Microsoft developed Marian, a powerful and self-contained Neural Machine Translation system. It includes an integrated automatic differentiation engine based on dynamic computation graphs. Marian is entirely written in C++. The system’s encoder-decoder framework is designed to achieve both high training efficiency and fast translation speeds, making it a research-friendly toolkit.

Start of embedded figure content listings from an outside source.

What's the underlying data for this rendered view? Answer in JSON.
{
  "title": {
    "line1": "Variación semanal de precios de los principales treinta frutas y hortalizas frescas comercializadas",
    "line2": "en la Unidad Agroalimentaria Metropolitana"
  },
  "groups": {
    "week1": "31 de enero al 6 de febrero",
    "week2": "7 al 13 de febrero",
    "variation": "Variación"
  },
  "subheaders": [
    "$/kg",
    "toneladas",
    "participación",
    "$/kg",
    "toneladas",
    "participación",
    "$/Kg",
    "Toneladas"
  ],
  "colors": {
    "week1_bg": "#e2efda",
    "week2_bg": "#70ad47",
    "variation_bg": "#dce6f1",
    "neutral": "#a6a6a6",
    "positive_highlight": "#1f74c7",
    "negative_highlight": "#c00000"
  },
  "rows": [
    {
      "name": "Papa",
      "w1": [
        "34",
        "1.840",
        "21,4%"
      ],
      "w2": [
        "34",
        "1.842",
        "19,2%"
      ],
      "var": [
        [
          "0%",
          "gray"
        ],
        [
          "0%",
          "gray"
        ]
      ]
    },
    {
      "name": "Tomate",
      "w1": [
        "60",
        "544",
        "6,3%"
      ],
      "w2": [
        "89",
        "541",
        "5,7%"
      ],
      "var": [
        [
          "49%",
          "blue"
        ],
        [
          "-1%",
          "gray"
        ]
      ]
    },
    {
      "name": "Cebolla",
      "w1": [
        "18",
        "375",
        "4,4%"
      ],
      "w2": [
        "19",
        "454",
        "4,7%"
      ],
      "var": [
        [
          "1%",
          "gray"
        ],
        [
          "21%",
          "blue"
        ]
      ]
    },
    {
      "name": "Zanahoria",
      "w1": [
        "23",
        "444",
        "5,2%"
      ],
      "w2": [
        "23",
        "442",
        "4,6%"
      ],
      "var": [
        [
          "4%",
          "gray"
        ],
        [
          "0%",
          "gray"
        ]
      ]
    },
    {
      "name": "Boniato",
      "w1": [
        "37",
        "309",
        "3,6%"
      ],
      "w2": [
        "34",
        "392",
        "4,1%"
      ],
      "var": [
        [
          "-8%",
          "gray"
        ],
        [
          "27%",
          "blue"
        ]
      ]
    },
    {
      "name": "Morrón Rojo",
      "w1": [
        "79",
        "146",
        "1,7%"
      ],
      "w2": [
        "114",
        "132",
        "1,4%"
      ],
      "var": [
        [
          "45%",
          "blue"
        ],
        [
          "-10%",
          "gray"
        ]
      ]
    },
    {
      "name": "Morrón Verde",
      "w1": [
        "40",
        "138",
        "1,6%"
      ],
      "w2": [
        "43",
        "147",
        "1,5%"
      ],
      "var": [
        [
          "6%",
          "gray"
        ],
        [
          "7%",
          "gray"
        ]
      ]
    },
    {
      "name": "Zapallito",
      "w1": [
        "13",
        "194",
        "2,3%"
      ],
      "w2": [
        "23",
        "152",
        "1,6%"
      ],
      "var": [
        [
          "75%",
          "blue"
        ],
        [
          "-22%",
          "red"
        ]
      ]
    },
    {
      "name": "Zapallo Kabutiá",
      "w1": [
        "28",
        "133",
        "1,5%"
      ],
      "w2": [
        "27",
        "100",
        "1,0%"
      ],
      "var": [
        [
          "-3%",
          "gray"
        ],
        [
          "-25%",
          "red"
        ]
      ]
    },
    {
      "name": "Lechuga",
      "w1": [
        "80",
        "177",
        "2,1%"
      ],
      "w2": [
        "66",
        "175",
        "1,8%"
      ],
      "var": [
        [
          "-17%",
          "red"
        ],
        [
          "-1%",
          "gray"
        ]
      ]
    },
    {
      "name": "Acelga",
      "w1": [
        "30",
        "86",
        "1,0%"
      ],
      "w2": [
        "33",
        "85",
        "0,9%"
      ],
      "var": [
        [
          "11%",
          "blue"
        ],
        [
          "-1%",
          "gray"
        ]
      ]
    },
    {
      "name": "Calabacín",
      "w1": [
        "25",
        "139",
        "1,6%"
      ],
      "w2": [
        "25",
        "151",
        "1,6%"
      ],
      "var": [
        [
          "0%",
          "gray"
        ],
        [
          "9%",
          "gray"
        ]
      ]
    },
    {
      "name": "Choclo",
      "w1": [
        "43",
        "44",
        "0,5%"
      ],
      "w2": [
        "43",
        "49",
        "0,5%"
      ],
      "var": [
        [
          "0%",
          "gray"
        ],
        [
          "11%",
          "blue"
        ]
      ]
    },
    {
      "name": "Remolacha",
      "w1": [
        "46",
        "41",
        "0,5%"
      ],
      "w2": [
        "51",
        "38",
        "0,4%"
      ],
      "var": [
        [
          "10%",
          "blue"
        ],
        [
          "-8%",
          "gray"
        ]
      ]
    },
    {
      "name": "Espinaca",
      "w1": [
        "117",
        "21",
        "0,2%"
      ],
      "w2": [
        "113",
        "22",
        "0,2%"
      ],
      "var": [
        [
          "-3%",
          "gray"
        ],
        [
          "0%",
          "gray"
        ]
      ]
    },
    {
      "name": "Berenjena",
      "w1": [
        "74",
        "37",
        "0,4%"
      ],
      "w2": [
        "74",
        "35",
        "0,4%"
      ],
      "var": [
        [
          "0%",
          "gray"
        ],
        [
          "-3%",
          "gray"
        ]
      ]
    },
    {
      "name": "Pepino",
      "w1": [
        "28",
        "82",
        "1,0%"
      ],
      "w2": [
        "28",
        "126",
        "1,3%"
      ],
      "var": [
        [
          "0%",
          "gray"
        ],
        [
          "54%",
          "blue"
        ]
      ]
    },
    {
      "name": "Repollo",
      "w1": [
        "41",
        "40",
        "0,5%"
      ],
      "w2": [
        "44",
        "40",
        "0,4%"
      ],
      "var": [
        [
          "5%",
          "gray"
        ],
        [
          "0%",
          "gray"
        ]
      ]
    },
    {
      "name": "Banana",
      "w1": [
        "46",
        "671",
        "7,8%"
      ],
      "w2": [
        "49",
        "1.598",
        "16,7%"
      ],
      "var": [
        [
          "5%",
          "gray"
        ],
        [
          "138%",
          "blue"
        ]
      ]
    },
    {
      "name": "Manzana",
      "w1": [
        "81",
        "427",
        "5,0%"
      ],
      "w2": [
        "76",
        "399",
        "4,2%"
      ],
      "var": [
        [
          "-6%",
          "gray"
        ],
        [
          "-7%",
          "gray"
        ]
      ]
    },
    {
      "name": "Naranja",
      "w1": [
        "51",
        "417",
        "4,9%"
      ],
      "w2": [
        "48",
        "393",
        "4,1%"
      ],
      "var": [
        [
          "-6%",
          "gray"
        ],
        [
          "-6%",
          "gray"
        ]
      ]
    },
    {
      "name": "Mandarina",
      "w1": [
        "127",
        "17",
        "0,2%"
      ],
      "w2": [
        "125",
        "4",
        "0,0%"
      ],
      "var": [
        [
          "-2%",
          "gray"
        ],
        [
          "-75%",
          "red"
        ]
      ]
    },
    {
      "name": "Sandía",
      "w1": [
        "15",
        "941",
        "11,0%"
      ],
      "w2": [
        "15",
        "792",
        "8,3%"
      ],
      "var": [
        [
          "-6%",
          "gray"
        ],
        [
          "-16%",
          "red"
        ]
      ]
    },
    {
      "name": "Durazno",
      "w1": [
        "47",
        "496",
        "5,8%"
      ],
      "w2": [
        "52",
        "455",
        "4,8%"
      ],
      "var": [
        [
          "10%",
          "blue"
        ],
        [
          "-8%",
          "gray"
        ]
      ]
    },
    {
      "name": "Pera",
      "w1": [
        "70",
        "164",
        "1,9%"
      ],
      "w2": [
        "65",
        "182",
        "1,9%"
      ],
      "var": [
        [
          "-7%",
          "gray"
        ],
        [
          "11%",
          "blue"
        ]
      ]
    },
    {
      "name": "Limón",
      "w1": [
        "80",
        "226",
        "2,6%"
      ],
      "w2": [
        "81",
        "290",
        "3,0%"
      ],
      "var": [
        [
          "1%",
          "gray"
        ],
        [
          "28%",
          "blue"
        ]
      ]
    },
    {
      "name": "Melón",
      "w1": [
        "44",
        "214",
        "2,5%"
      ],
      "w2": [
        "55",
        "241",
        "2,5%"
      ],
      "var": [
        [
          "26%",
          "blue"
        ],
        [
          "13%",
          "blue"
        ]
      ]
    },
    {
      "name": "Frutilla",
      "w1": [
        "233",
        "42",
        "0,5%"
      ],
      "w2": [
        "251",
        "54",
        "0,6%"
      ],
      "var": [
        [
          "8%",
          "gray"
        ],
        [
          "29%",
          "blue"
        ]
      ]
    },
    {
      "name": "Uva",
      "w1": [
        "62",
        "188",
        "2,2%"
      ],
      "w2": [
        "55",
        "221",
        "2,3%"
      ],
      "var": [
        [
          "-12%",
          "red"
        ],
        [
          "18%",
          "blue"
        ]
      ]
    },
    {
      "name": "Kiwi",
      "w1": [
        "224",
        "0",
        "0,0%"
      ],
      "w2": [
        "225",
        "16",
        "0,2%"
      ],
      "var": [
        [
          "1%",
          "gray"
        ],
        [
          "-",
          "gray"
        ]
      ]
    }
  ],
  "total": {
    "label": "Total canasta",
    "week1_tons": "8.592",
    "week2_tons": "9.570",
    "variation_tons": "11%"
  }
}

In T5 by Google, the traditional transformer model is modified with positional embeddings learned at each layer. It handles various NLP tasks by transforming them into text-to-text challenges using specific prefixes like “summarize:”, “question:”, “translate English to German:”, etc. The pretraining involves both supervised and self-supervised training. Supervised training uses GLUE and SuperGLUE benchmarks as downstream tasks, converted into text-to-text format. Self-supervised training involves corrupting tokens in the input sentence, randomly removing 15% of them, and replacing them with individual sentinel tokens. The encoder takes the corrupted sentence, the decoder takes the original sentence, and the target includes the dropped-out tokens delimited by their sentinel tokens.
Meta’s MBart has a similar structure and training goal as BART, but it stands out by being trained in 25 different languages. Its main purpose is to excel in both supervised and unsupervised machine translation tasks. MBart pioneers a novel approach by pre-training the entire sequence-to-sequence model on diverse languages, using denoising techniques on full texts.